National Director, Transaction Services for Colliers, Phil Smith, reviewed retirement village and care transactions across 2014 at the LEADERS SUMMIT 2015.

Aged care is hot with 5,180 beds changing hands in major transactions in just over 12 months, involving seven buyers and nine sellers.

Prices ranged from $210,000 to more than $300,000 per bed (gross, before deduction of bonds) for newer/modern facilities made up predominantly of single ensuite rooms capable of maintaining private payments.

Older facilities/multi bed wards that were not capable of brownfield development were priced from $100,000-$150,000 per bed.

Phil predicted that family businesses will continue to be swallowed up by large operators who are also fighting for development sites in metropolitan areas. Two more aged care floats are possible in 2015.

Retirement villages – there were far fewer transactions and most of them covered by confidentiality agreements. He sees the large operators (Lend Lease, Aveo, Stockland, RetireAustralia) being both buyers and sellers as they rejig their portfolios, especially geographically.

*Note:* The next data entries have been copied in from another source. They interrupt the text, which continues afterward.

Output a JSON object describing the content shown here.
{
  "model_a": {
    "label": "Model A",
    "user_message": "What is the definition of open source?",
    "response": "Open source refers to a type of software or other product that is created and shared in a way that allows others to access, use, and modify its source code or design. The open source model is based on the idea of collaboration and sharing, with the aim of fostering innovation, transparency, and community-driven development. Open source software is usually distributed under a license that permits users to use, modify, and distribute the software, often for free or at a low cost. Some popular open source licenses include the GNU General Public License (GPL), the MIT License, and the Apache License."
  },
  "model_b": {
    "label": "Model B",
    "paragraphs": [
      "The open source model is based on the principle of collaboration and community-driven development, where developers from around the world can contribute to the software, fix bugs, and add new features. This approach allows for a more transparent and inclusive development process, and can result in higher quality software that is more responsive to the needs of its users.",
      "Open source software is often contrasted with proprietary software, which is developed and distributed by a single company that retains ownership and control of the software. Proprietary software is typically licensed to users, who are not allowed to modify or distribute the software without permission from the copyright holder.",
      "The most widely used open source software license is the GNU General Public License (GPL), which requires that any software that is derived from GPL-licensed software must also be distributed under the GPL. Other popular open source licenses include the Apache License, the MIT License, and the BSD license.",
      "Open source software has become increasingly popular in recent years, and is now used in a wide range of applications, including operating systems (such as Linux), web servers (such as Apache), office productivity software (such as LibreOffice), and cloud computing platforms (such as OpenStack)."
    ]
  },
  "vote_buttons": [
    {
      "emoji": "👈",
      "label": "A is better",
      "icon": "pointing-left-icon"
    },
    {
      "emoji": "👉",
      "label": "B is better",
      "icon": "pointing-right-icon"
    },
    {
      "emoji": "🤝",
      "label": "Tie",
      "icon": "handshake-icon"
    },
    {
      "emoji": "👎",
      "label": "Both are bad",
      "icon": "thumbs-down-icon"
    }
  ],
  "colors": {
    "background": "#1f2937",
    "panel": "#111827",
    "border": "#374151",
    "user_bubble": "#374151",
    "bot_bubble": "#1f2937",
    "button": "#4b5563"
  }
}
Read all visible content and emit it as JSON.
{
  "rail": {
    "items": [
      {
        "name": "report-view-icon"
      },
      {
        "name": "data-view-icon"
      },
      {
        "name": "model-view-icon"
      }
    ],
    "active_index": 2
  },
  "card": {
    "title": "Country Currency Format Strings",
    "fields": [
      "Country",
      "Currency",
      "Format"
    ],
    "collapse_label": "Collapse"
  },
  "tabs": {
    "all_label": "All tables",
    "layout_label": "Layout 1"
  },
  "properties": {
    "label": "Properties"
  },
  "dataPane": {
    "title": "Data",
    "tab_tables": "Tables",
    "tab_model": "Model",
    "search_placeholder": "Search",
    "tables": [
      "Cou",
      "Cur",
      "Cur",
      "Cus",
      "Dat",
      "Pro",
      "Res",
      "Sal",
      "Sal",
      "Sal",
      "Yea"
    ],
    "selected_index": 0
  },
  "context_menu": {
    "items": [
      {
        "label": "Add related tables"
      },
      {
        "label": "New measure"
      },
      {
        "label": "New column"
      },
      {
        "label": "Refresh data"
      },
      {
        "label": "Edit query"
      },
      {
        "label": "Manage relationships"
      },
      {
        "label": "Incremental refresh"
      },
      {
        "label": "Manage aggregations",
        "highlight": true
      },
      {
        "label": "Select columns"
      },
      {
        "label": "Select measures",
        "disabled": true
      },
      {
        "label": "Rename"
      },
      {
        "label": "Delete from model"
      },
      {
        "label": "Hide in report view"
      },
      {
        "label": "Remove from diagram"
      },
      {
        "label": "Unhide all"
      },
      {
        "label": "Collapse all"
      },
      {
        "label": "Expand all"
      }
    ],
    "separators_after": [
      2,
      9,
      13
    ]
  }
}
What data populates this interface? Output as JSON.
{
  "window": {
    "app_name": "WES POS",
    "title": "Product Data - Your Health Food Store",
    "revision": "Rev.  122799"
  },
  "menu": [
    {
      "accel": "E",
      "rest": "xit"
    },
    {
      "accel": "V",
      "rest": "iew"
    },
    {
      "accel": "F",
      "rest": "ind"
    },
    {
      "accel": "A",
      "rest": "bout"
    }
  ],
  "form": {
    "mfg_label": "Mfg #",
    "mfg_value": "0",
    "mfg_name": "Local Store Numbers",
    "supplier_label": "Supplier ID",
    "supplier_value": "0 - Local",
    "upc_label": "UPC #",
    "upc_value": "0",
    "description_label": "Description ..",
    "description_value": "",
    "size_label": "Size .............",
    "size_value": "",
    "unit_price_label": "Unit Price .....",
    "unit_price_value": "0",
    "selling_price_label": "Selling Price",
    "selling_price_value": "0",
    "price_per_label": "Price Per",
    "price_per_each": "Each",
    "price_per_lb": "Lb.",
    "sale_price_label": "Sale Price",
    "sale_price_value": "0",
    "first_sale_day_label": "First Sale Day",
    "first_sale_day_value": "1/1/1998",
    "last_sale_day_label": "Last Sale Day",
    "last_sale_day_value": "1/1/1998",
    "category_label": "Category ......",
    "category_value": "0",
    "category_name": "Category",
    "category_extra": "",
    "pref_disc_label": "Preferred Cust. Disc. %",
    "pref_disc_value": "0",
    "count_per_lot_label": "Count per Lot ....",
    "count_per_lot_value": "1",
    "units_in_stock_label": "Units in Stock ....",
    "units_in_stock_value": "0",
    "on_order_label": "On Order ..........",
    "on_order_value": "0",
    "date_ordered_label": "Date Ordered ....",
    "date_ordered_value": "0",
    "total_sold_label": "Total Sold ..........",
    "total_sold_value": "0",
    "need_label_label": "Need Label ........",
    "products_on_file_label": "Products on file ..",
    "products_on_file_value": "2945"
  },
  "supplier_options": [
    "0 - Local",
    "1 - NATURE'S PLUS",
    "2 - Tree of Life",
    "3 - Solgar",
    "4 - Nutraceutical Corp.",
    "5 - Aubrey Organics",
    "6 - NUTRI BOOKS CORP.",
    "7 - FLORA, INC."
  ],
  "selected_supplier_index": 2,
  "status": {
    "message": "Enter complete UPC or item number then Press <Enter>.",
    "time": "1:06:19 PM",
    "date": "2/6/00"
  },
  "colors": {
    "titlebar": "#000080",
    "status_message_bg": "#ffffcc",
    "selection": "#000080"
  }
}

Lack of real excitement in the sector means that discount rates had not returned to pre-GFC levels of 12.5%. In metro areas 13%-15% is the guide whilst in regional sales greater than 15% is the rule.

Not-for-profit’s continue to be active, but very selectively because they are being driven by their member base rather than market share/economies of scale.

Colliers currently has more than 20 retirement villages, manufactured home estates and aged care facilities under confidential sales mandates.